The worth of health information to cybercriminals is well-established — as the industry’s oft-lagging security strategies are making it a trouble-free job for dangerous actors to gain easy access to it. When an incredible number of patients’ health records are collected jointly in a massive central databases, as soon as it is breached it would generate a trove of information.
Even though it’s turning out to be increasingly hard to fight this challenge with the use of traditional ways of enforcement and deterrence, there are actually a number of approaches that might help out — particularly disaggregation of data storage.
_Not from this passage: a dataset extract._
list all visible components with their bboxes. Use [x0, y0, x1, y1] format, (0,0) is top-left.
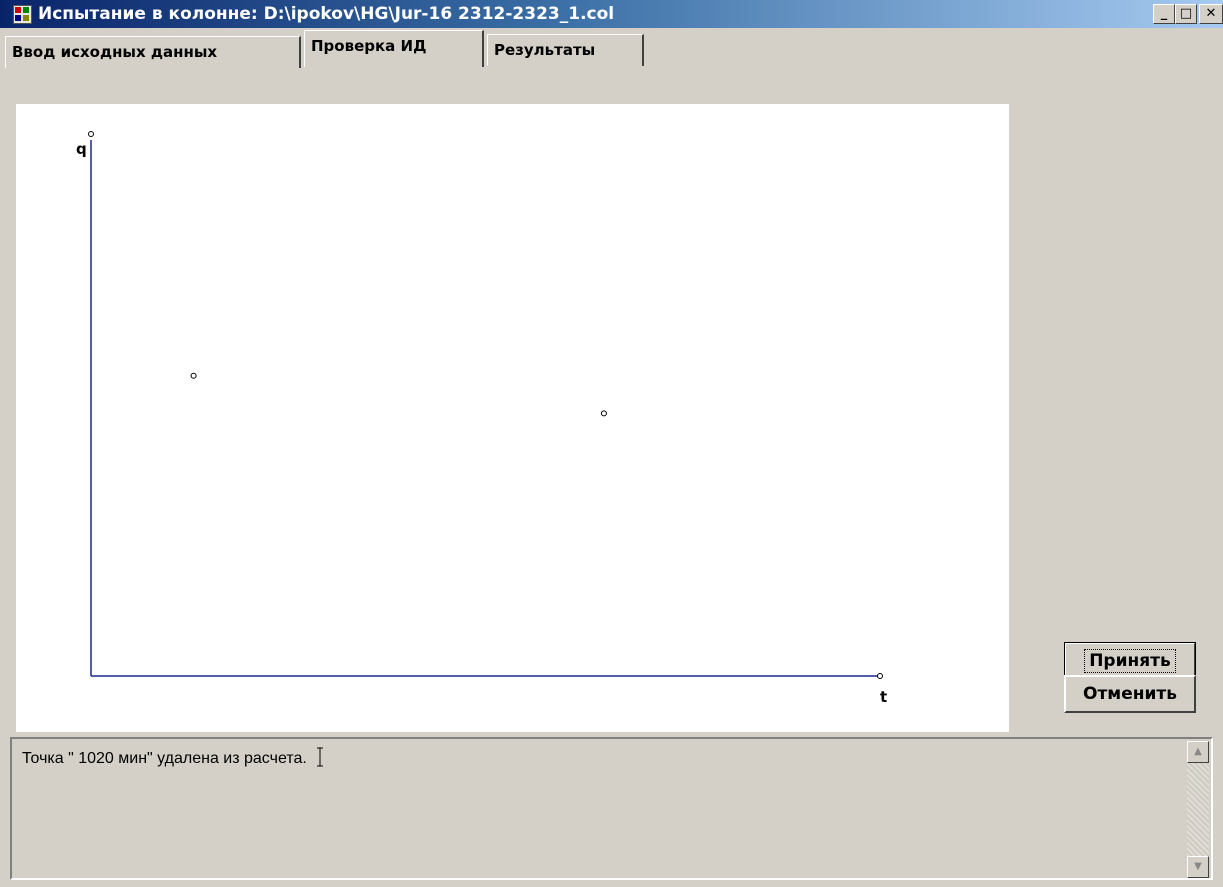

By making it possible for patient data to be held in individual or family units as opposed to centralized databases, every single patient would have medical data in a personal cloud or a digital wallet making it possible for them to share data with family members and also clinicians in the ways they think acceptable. Up-and-coming tech like blockchain, with its tamper-proof encrypted system, provides one great way to make possible that approach.
They also talked about a number of EHR vendors observing that their enterprise great outcomes and success is thanks in some measure to an old paternalistic model where information is generated and owned by physicians and hospitals. We suggest that all the businesses should closely follow the digital marketing trends in order to avoid any digital drawbacks.
Finally they demand a whole new approach: Giving consumers’ power over their personal medical information would definitely transform who owns medical information and how it is put to use.